When we first heard details on the Hyundai Veloster curious three-door+hatch we asked if it was "the CRX Honda didn't build?" With two six-speed transmissions, a kicking power-to-weight ratio and up to 40 mpg the answer's yes. Hell yes.

This near-production 2012 Hyundai Veloster is a curious front-wheel-drive hatchback, offering three full hinged doors (one driverside, two passenger side) and one rear liftgate in a design incorporating the aggressive new corporate nose of the new Sonata and European i40 Wagon with a rear inspired by a motorcycle helmet.



The aggressive and sporty exterior's backed by a 1.6-liter direct-injection four-cylinder "Gamma" engine with dual continuously variable valve timing (D-CVVT), offering a relatively potent 138 hp and 123 lb-ft of torque for its small displacement. Though not as powerful as the 180-hp Scion tC, the most powerful car in this class, the Hyundai weighs 2,584 pounds compared to the latter's 3,060 pounds — nearly a 500 pounds difference.

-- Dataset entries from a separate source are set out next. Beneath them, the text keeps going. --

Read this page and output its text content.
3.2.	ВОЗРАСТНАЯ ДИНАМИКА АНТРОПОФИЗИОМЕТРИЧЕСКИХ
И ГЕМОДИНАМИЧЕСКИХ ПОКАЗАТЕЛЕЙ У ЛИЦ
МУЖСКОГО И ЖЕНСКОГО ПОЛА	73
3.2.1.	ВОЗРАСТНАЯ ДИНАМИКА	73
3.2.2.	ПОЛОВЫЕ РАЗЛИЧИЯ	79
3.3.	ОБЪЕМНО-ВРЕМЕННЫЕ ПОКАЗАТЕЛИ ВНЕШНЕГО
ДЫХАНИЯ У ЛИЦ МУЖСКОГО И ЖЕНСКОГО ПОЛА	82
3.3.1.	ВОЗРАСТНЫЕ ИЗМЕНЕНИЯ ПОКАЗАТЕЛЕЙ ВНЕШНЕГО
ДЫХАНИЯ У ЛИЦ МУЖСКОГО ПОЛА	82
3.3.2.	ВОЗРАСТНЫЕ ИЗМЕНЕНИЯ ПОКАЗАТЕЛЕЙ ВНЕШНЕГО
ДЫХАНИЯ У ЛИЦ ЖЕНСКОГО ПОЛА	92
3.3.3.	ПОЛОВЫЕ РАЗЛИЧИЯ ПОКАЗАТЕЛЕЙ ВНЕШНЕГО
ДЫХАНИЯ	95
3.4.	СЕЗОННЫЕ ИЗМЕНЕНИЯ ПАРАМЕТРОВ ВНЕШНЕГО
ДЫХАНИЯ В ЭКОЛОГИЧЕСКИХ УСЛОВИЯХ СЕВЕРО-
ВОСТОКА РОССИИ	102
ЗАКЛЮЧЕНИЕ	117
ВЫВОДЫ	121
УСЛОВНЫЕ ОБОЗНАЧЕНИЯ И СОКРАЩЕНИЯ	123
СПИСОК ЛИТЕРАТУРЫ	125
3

At the press conference, Hyundai USA CEO John Krafcik said "Somehow I think Colin Chapman would be pleased."

Both transmissions offered are six-speed: a lightweight manual for the purists and a new Hyundai-developed six-speed dual-clutch transmission (DCT) for everyone else. Hyundai estimates the combination of the DCT, small engine, and low weight will produce a stellar 40 mpg.


No one's driven the Veloster yet, at least no one who can talk about it, so all comparisons to the CRX and the CR-Z have to take place in purely hypothetical land. But in purely hypothetical land the Veloster smokes it with better fuel economy, more power, lower weight, better transmissions, and a more attractive aesthetic.

Hyundai, like Honda, is marketing this car as "fun to drive" and points to the McPherson struts and coil springs up front. There's also what they're calling a V-torsion beam rear suspension out back, which we think is marketing speak for a variation on the twist-beam torsion bar. Cars come standard on 17-inch alloys with optional 18-inchers.


Ultimately, the Veloster may compete more with the Mini than with anything from Honda, offering more power in a package weighing slightly more than the three-door Cooper but less than the five-door Clubman. The Veloster's going on sale this summer with a price starting around $17,000.